Do you ever find it frustrating waiting on God to use you?

I do.

Often.

Sometimes I feel as if God thinks I am not capable; I am not good enough…not ready.
Then, there are other times…the times when I feel He is right.

Times like when I blow it.

These are the times when I feel I will never learn; never change. In those times I am in complete agreement with God.

“You’re right!” I say, “How can I be used by you when my heart is in such poor condition?”

I am angry.

I have failed yet again.

But when I remember the Bible stories, those characters were no different from me.

Sure, some were stronger in areas where I am weaker…but one thing we all have in common are our failures. They may look different, but failure is there consistently.

The failure to glorify God.

So maybe I am not so incapable after all. Maybe I simply am not taking the time to listen to what God may be trying to tell me? Maybe I am so wrapped up in my own agenda, I can’t hear Him?

Maybe I am listening to the wrong voice; that ever familiar voice that gets pleasure from seeing me in an almost constant state of frustration. 
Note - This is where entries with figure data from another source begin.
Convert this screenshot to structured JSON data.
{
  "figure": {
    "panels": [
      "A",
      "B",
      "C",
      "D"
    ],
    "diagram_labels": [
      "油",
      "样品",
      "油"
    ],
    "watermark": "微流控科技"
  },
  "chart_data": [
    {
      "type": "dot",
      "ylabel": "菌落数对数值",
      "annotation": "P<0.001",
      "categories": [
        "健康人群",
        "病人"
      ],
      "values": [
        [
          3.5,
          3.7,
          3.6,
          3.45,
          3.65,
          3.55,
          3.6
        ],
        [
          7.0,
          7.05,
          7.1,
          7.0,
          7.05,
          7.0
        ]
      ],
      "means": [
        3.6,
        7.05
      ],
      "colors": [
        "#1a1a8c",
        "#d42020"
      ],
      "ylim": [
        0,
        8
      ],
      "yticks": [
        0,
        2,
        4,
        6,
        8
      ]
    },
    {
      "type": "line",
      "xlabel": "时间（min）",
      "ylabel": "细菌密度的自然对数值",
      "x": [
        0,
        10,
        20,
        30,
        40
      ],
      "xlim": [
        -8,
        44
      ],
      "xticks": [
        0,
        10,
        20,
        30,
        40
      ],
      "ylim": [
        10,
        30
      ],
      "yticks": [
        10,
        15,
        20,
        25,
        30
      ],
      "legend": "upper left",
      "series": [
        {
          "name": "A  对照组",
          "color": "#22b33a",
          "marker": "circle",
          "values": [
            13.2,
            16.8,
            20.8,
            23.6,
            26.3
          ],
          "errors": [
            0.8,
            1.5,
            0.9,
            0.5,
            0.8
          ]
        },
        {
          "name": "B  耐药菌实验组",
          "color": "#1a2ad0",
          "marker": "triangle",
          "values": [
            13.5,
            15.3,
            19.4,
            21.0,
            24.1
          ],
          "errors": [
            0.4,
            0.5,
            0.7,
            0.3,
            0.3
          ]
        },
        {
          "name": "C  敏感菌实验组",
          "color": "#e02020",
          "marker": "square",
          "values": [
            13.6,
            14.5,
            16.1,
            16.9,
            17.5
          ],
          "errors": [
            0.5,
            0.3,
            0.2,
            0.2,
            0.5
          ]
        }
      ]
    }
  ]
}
I have a question for you; whose voice are you listening to today?

Wednesday, July 25, 2012

Seasons of Prayer

Summertime is a busy season, isn’t it? We all try our best to enjoy being outdoors as much as we possibly can; at least those of us who experience cold winter temperatures do anyway. But the one same struggle remains, no matter the season.

And that is the struggle to spend time daily in the presence of the Lord.

The most important thing I do, and will ever do, to begin my day and to end my day, and sadly, admittedly, it too often takes such great effort to take the time to bother to do it.

Right now! Do it right now!

That is what I hear the Lord prompting me to do. Sit and spend time with me, right now.
But no….I have something I just have to do first.
I tell both Him and myself that it is not a priority over Him. 
It’s just that I absolutely must do this first.
But then, in my doing, I soon forget all about my promise to Him and carry on with my day, ignoring Him entirely.

Shame sets in.

This has happened to me over and over again. I can’t tell you how many times… I don’t want to remember how many times.

But one thing I have to my credit is this; more recently, when I have heard that still small voice, there have been occasions when I have been obedient.
I have obeyed and have come to know the joy, peace, and contentment of beginning each day with Him.

It’s a discipline, isn’t it? No different from that of exercise and diet.
Unless I am willing to allow myself no choice but to do what I know is best for me…I will never restrain myself. I will continue to live my life at random.
After all, it is true that my flesh will never give up its want of control, nor will Satan ever give up either.
So please, have a wonderful day... and remember to begin it with prayer.